Além da cegonha: crianças buscam ajuda dos pais para aprender sobre sexualidade

Hoje, mais do que saber como são feitos os bebês, a criançada tem perguntado também sobre temas relacionados a gênero e orientação sexual

Por Plox

04/11/2020 11h57 - Atualizado há 27 dias

Por muito tempo e em muitos lares, ainda que de forma insuficiente, a educação sexual para crianças se resumiu à “história da sementinha”: ao recorrerem a essa narrativa lúdica, que tenta explicar para meninos e meninas o sexo apenas da perspectiva da reprodução, dizendo que o papai havia colocado uma semente na barriga da mamãe e que é assim que os bebês são feitos, os tutores até poderiam acreditar que tinham feito a sua parte na formação dos rebentos – mesmo que, depois, suassem frio quando seus filhos faziam outras tantas perguntas que só reforçavam a sensação de que aquela fantasia não bastava. E, se pais e mães já se viam assombrados diante de dúvidas sobre o que era a “camisinha” que aquele comercial tantas vezes falava ser importante usar, hoje, questões ainda mais abrangentes são levantadas pelos pequenos, deixando os adultos até mesmo intimidados. 
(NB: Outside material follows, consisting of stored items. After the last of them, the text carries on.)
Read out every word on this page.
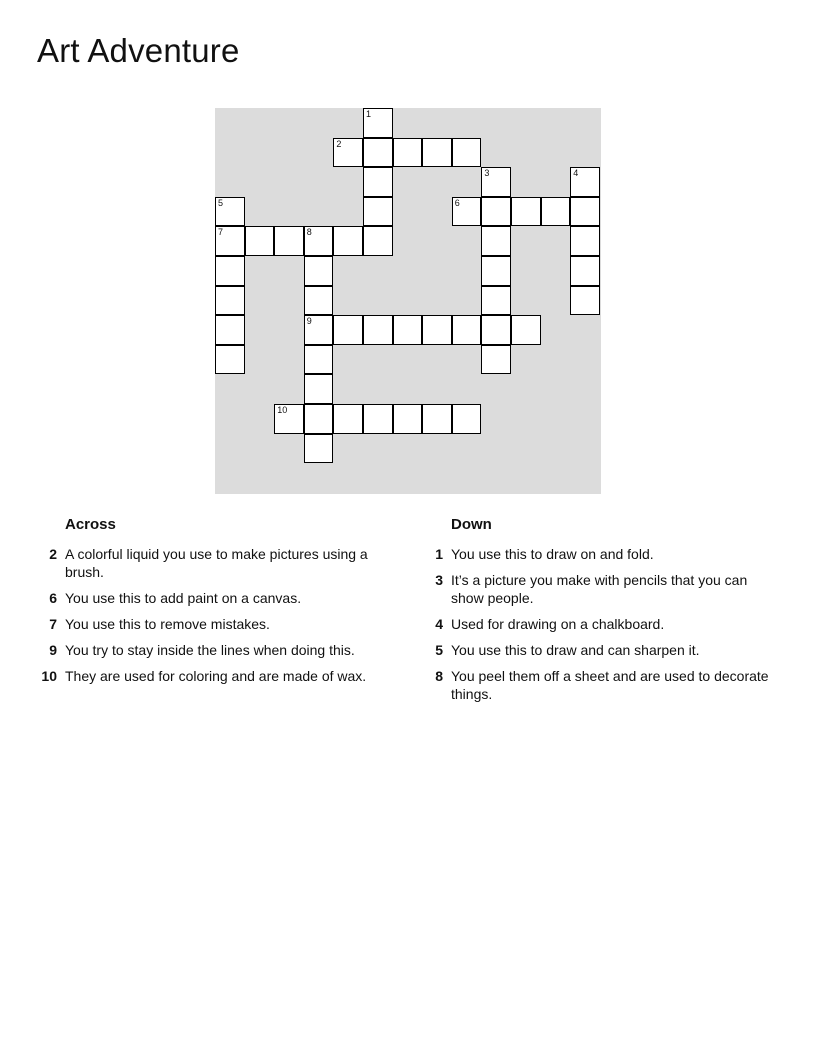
Art Adventure
1
2
3	4
5	6
7	8
9
10
Across
2 A colorful liquid you use to make pictures using a brush.
6 You use this to add paint on a canvas.
7 You use this to remove mistakes.
9 You try to stay inside the lines when doing this.
10 They are used for coloring and are made of wax.
Down
1 You use this to draw on and fold.
3 It’s a picture you make with pencils that you can show people.
4 Used for drawing on a chalkboard.
5 You use this to draw and can sharpen it.
8 You peel them off a sheet and are used to decorate things.
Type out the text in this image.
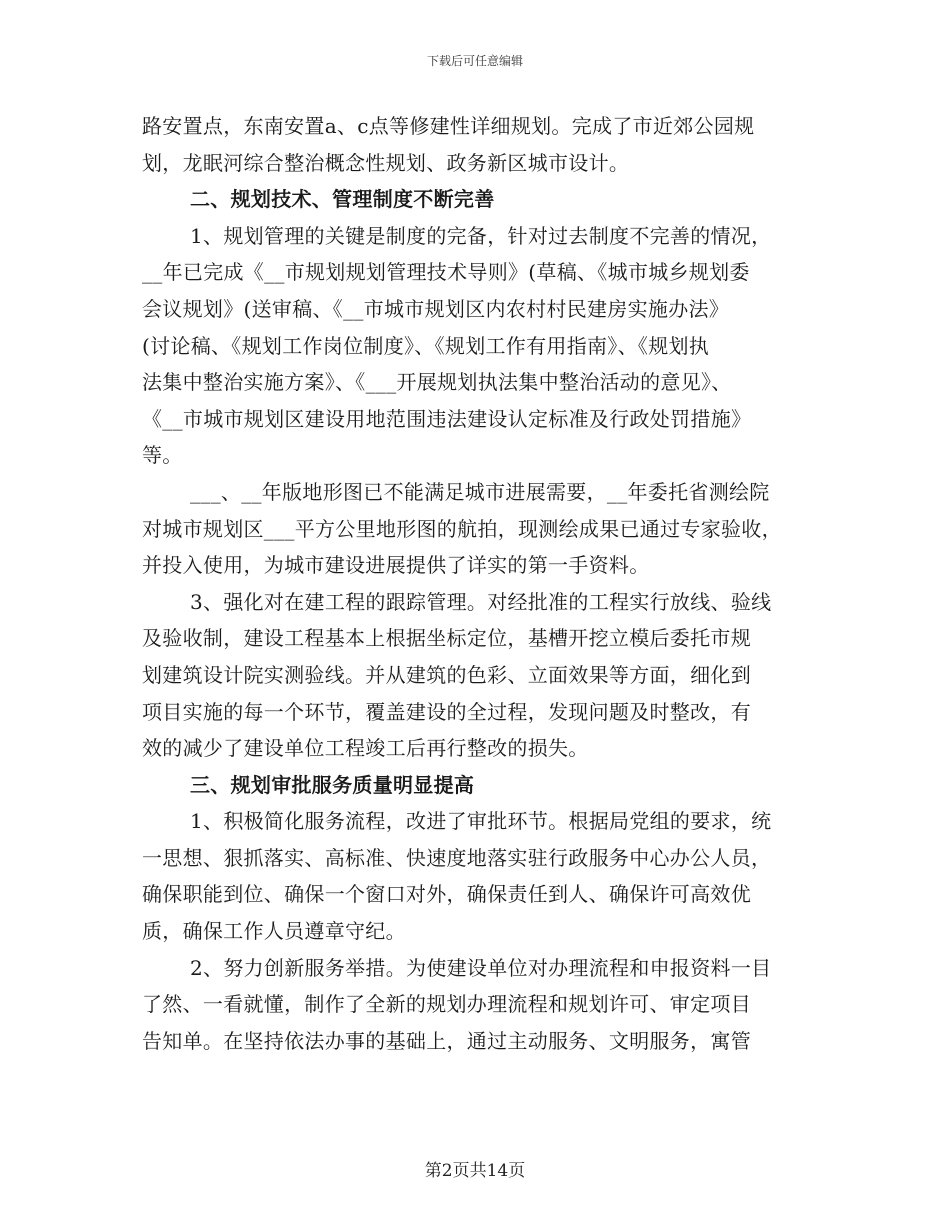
下载后可任意编辑
路安置点，东南安置a、c点等修建性详细规划。完成了市近郊公园规
划，龙眠河综合整治概念性规划、政务新区城市设计。
二、规划技术、管理制度不断完善
1、规划管理的关键是制度的完备，针对过去制度不完善的情况，
__年已完成《__市规划规划管理技术导则》(草稿、《城市城乡规划委
会议规划》(送审稿、《__市城市规划区内农村村民建房实施办法》
(讨论稿、《规划工作岗位制度》、《规划工作有用指南》、《规划执
法集中整治实施方案》、《___开展规划执法集中整治活动的意见》、
《__市城市规划区建设用地范围违法建设认定标准及行政处罚措施》
等。
___、__年版地形图已不能满足城市进展需要，__年委托省测绘院
对城市规划区___平方公里地形图的航拍，现测绘成果已通过专家验收，
并投入使用，为城市建设进展提供了详实的第一手资料。
3、强化对在建工程的跟踪管理。对经批准的工程实行放线、验线
及验收制，建设工程基本上根据坐标定位，基槽开挖立模后委托市规
划建筑设计院实测验线。并从建筑的色彩、立面效果等方面，细化到
项目实施的每一个环节，覆盖建设的全过程，发现问题及时整改，有
效的减少了建设单位工程竣工后再行整改的损失。
三、规划审批服务质量明显提高
1、积极简化服务流程，改进了审批环节。根据局党组的要求，统
一思想、狠抓落实、高标准、快速度地落实驻行政服务中心办公人员，
确保职能到位、确保一个窗口对外，确保责任到人、确保许可高效优
质，确保工作人员遵章守纪。
2、努力创新服务举措。为使建设单位对办理流程和申报资料一目
了然、一看就懂，制作了全新的规划办理流程和规划许可、审定项目
告知单。在坚持依法办事的基础上，通过主动服务、文明服务，寓管
第2页共14页
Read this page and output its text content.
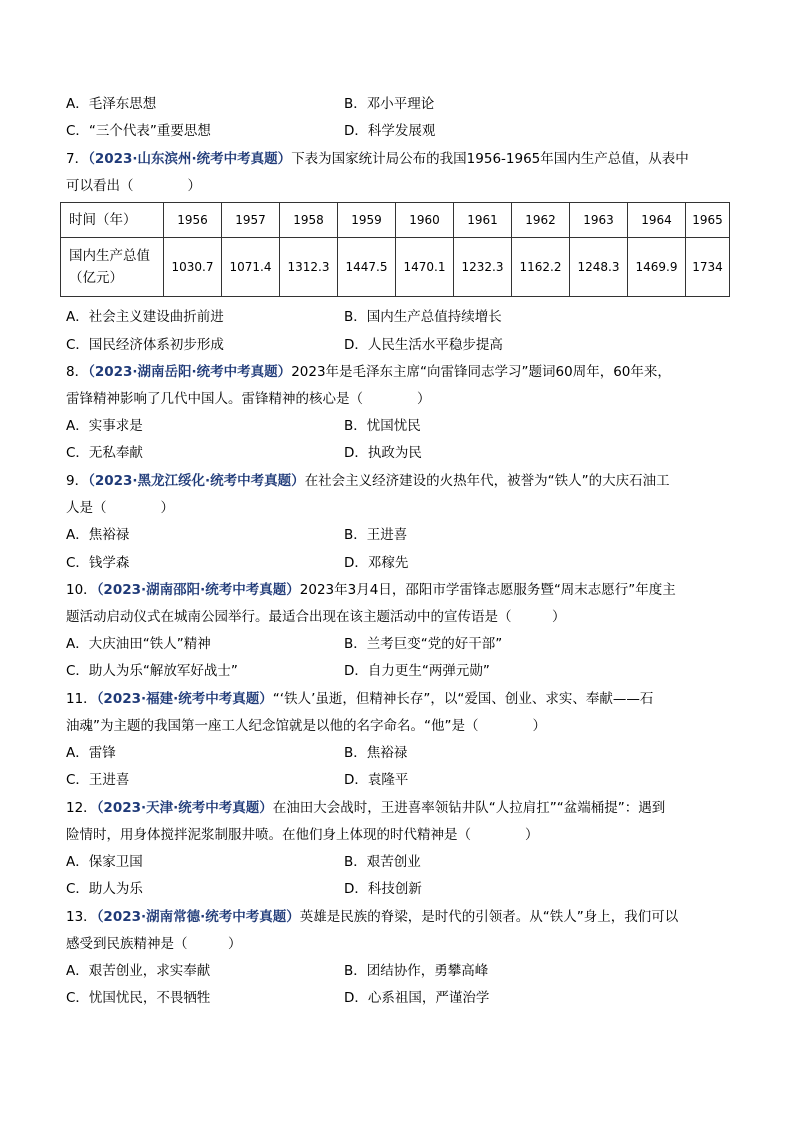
A．毛泽东思想	B．邓小平理论
C．“三个代表”重要思想	D．科学发展观
7．（2023·山东滨州·统考中考真题）下表为国家统计局公布的我国1956-1965年国内生产总值，从表中
可以看出（　　　　）
时间（年）	1956	1957	1958	1959	1960	1961	1962	1963	1964	1965
国内生产总值
（亿元）	1030.7	1071.4	1312.3	1447.5	1470.1	1232.3	1162.2	1248.3	1469.9	1734
A．社会主义建设曲折前进	B．国内生产总值持续增长
C．国民经济体系初步形成	D．人民生活水平稳步提高
8．（2023·湖南岳阳·统考中考真题）2023年是毛泽东主席“向雷锋同志学习”题词60周年，60年来，
雷锋精神影响了几代中国人。雷锋精神的核心是（　　　　）
A．实事求是	B．忧国忧民
C．无私奉献	D．执政为民
9．（2023·黑龙江绥化·统考中考真题）在社会主义经济建设的火热年代，被誉为“铁人”的大庆石油工
人是（　　　　）
A．焦裕禄	B．王进喜
C．钱学森	D．邓稼先
10．（2023·湖南邵阳·统考中考真题）2023年3月4日，邵阳市学雷锋志愿服务暨“周末志愿行”年度主
题活动启动仪式在城南公园举行。最适合出现在该主题活动中的宣传语是（　　　）
A．大庆油田“铁人”精神	B．兰考巨变“党的好干部”
C．助人为乐“解放军好战士”	D．自力更生“两弹元勋”
11．（2023·福建·统考中考真题）“‘铁人’虽逝，但精神长存”，以“爱国、创业、求实、奉献——石
油魂”为主题的我国第一座工人纪念馆就是以他的名字命名。“他”是（　　　　）
A．雷锋	B．焦裕禄
C．王进喜	D．袁隆平
12．（2023·天津·统考中考真题）在油田大会战时，王进喜率领钻井队“人拉肩扛”“盆端桶提”：遇到
险情时，用身体搅拌泥浆制服井喷。在他们身上体现的时代精神是（　　　　）
A．保家卫国	B．艰苦创业
C．助人为乐	D．科技创新
13．（2023·湖南常德·统考中考真题）英雄是民族的脊梁，是时代的引领者。从“铁人”身上，我们可以
感受到民族精神是（　　　）
A．艰苦创业，求实奉献	B．团结协作，勇攀高峰
C．忧国忧民，不畏牺牲	D．心系祖国，严谨治学
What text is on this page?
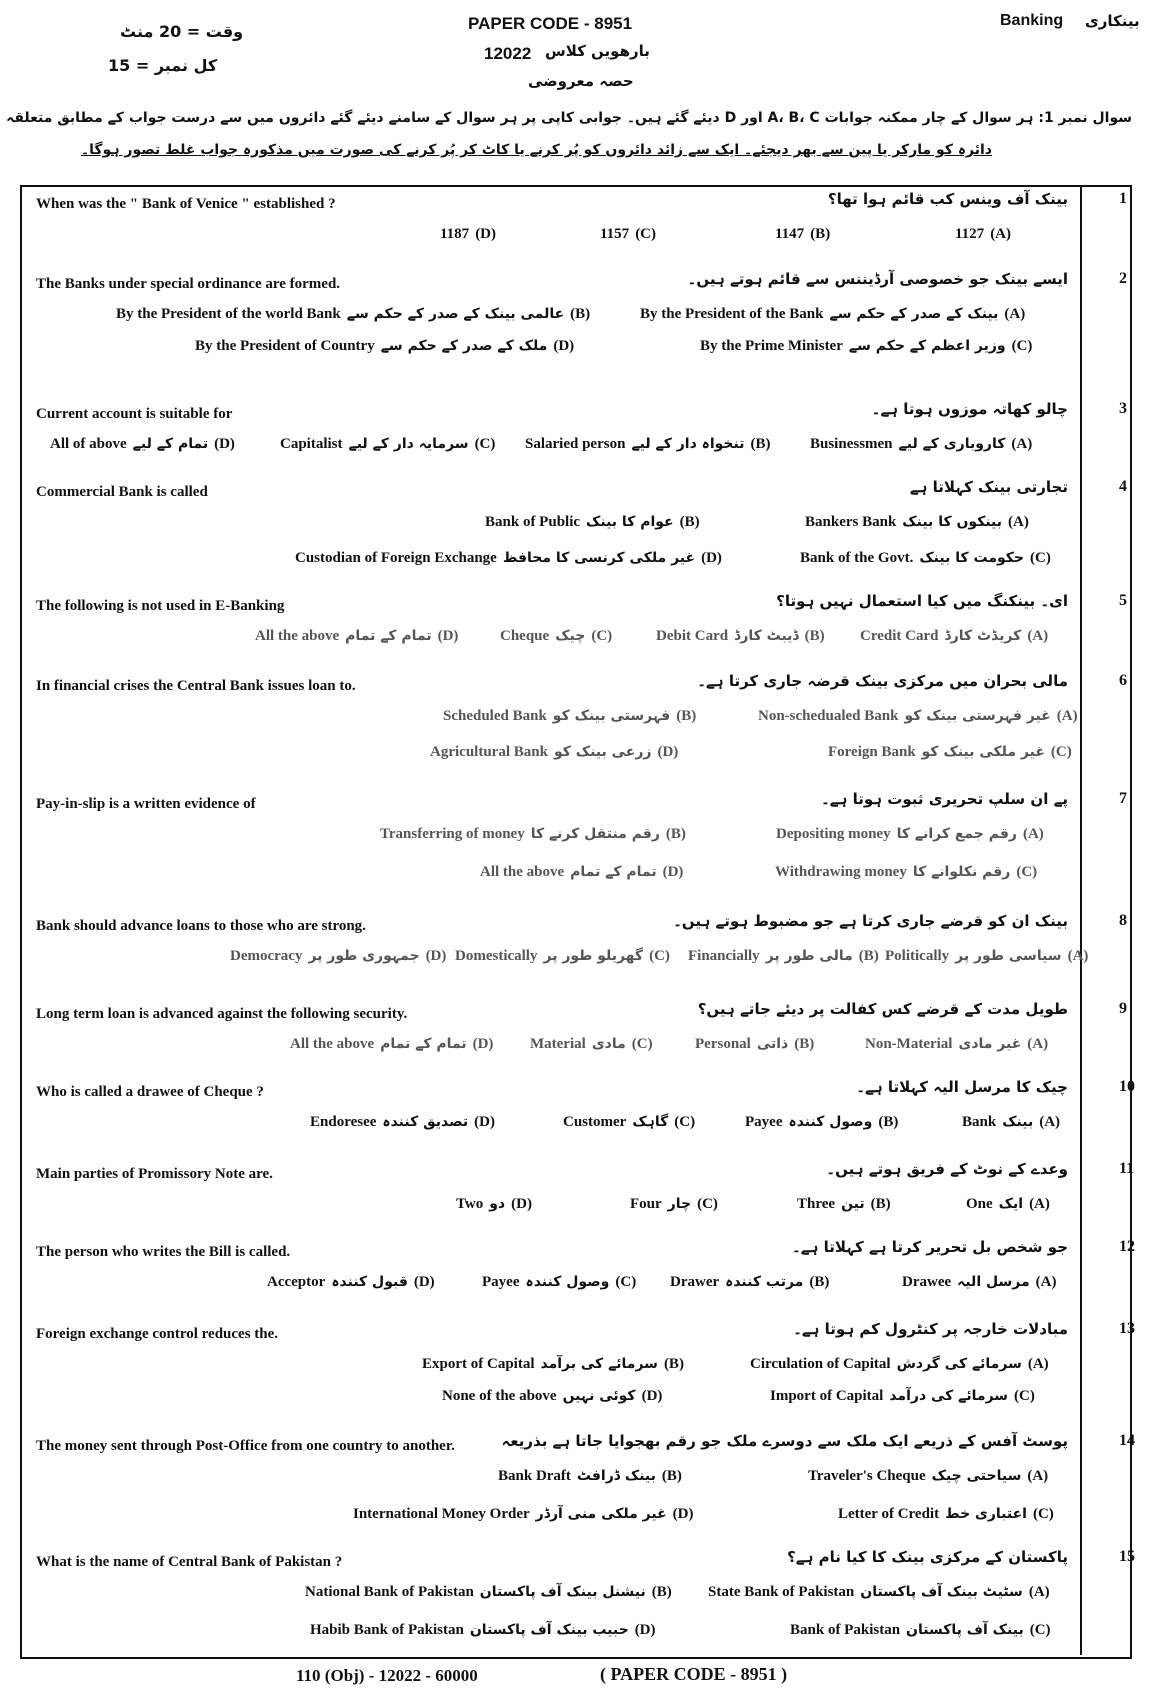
وقت = 20 منٹ
کل نمبر = 15
PAPER CODE - 8951
بارھویں کلاس
12022
حصہ معروضی
Banking بینکاری
سوال نمبر 1: ہر سوال کے چار ممکنہ جوابات A، B، C اور D دیئے گئے ہیں۔ جوابی کاپی پر ہر سوال کے سامنے دیئے گئے دائروں میں سے درست جواب کے مطابق متعلقہ
دائرہ کو مارکر یا پین سے بھر دیجئے۔ ایک سے زائد دائروں کو پُر کرنے یا کاٹ کر پُر کرنے کی صورت میں مذکورہ جواب غلط تصور ہوگا۔
1
When was the " Bank of Venice " established ?	بینک آف وینس کب قائم ہوا تھا؟
1187 (D)	1157 (C)	1147 (B)	1127 (A)
2
The Banks under special ordinance are formed.	ایسے بینک جو خصوصی آرڈیننس سے قائم ہوتے ہیں۔
By the President of the world Bank عالمی بینک کے صدر کے حکم سے (B)	By the President of the Bank بینک کے صدر کے حکم سے (A)
By the President of Country ملک کے صدر کے حکم سے (D)	By the Prime Minister وزیر اعظم کے حکم سے (C)
3
Current account is suitable for	چالو کھاتہ موزوں ہوتا ہے۔
All of above تمام کے لیے (D)	Capitalist سرمایہ دار کے لیے (C) Salaried person تنخواہ دار کے لیے (B)	Businessmen کاروباری کے لیے (A)
4
Commercial Bank is called	تجارتی بینک کہلاتا ہے
Bank of Public عوام کا بینک (B)	Bankers Bank بینکوں کا بینک (A)
Custodian of Foreign Exchange غیر ملکی کرنسی کا محافظ (D)	Bank of the Govt. حکومت کا بینک (C)
5
The following is not used in E-Banking	ای۔ بینکنگ میں کیا استعمال نہیں ہوتا؟
All the above تمام کے تمام (D)	Cheque چیک (C)	Debit Card ڈیبٹ کارڈ (B) Credit Card کریڈٹ کارڈ (A)
6
In financial crises the Central Bank issues loan to.	مالی بحران میں مرکزی بینک قرضہ جاری کرتا ہے۔
Scheduled Bank فہرستی بینک کو (B)	Non-schedualed Bank غیر فہرستی بینک کو (A)
Agricultural Bank زرعی بینک کو (D)	Foreign Bank غیر ملکی بینک کو (C)
7
Pay-in-slip is a written evidence of	پے ان سلپ تحریری ثبوت ہوتا ہے۔
Transferring of money رقم منتقل کرنے کا (B)	Depositing money رقم جمع کرانے کا (A)
All the above تمام کے تمام (D)	Withdrawing money رقم نکلوانے کا (C)
8
Bank should advance loans to those who are strong.	بینک ان کو قرضے جاری کرتا ہے جو مضبوط ہوتے ہیں۔
Democracy جمہوری طور پر (D) Domestically گھریلو طور پر (C) Financially مالی طور پر (B) Politically سیاسی طور پر (A)
9
Long term loan is advanced against the following security.	طویل مدت کے قرضے کس کفالت پر دیئے جاتے ہیں؟
All the above تمام کے تمام (D) Material مادی (C)	Personal ذاتی (B)	Non-Material غیر مادی (A)
10
Who is called a drawee of Cheque ?	چیک کا مرسل الیہ کہلاتا ہے۔
Endoresee تصدیق کنندہ (D)	Customer گاہک (C)	Payee وصول کنندہ (B)	Bank بینک (A)
11
Main parties of Promissory Note are.	وعدے کے نوٹ کے فریق ہوتے ہیں۔
Two دو (D)	Four چار (C)	Three تین (B)	One ایک (A)
12
The person who writes the Bill is called.	جو شخص بل تحریر کرتا ہے کہلاتا ہے۔
Acceptor قبول کنندہ (D)	Payee وصول کنندہ (C) Drawer مرتب کنندہ (B)	Drawee مرسل الیہ (A)
13
Foreign exchange control reduces the.	مبادلات خارجہ پر کنٹرول کم ہوتا ہے۔
Export of Capital سرمائے کی برآمد (B)	Circulation of Capital سرمائے کی گردش (A)
None of the above کوئی نہیں (D)	Import of Capital سرمائے کی درآمد (C)
14
The money sent through Post-Office from one country to another.	پوسٹ آفس کے ذریعے ایک ملک سے دوسرے ملک جو رقم بھجوایا جاتا ہے بذریعہ
Bank Draft بینک ڈرافٹ (B)	Traveler's Cheque سیاحتی چیک (A)
International Money Order غیر ملکی منی آرڈر (D)	Letter of Credit اعتباری خط (C)
15
What is the name of Central Bank of Pakistan ?	پاکستان کے مرکزی بینک کا کیا نام ہے؟
National Bank of Pakistan نیشنل بینک آف پاکستان (B) State Bank of Pakistan سٹیٹ بینک آف پاکستان (A)
Habib Bank of Pakistan حبیب بینک آف پاکستان (D)	Bank of Pakistan بینک آف پاکستان (C)
110 (Obj) - 12022 - 60000	( PAPER CODE - 8951 )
Expressão de gênero, orientação sexual e estereótipos de papéis sociais são algumas das matérias que têm deixado os pais embaraçados, sem saber como responder àquelas inquirições. Por um lado, afinal, acreditam que os assuntos são sofisticados demais e, por isso, seriam incompreensíveis para as crianças. Por outro, os próprios tutores, muitas vezes, não têm conhecimento suficiente para satisfazer a curiosidade dos pequenos. 

 

Crianças e jovens valorizam informações sobre sexualidade de emissores tradicionais, como a família, mas, ao mesmo tempo, são estes os que menos falam sobre o assunto e, por isso, recorrem a seus pares e à internet, aponta pesquisador uruguaioFoto: Pixabay

Em março deste ano, a bióloga Patrícia Calil passou por um episódio assim. Ela estava em um shopping com o filho, que tem 11 anos. Ao ver uma mulher transexual, o menino perguntou se ela era “um homem vestido de mulher” e depois quis saber como deveria se referir àquela pessoa de forma respeitosa. A mãe se viu surpreendida e sem uma resposta satisfatória. Mais tarde, ela recorreu, por meio das redes sociais, à pedagoga Ana Flor, que se identifica como travesti e que se propõe a pensar em outras formas de educação, política e gênero. “Me ajuda a ensinar direito?”, pediu. “Se quem estava no shopping era uma mulher trans, você pode falar para ele que ela é uma mulher trans. Que nós, mulheres, somos diferentes umas das outras. Toda mulher trans e travesti deve ser tratada no feminino”, explicou a estudiosa.

A experiência de Patrícia, que buscou ajuda para conduzir, da melhor maneira, a conversa com seu filho, parece um bom modelo de como pais podem proceder diante de uma pergunta para a qual não têm uma explicação satisfatória. “É saudável para adultos e crianças a busca conjunta dessas respostas. Costumamos partir do pressuposto de que adultos devem responder a todos os questionamentos. A nossa ideia de comunicação com as crianças se pauta nisso, em sermos um farol e tirarmos todas as dúvidas delas. Mas, na verdade, podemos descobrir o mundo juntos. Eu penso que, nessa perspectiva do diálogo, o adulto tem possibilidade de aprender junto com a criança, tornando-se também cada vez melhor do ponto de vista do respeito”, assinala Sandro Vinicius Sales dos Santos, especialista em docência na educação infantil e pedagogo.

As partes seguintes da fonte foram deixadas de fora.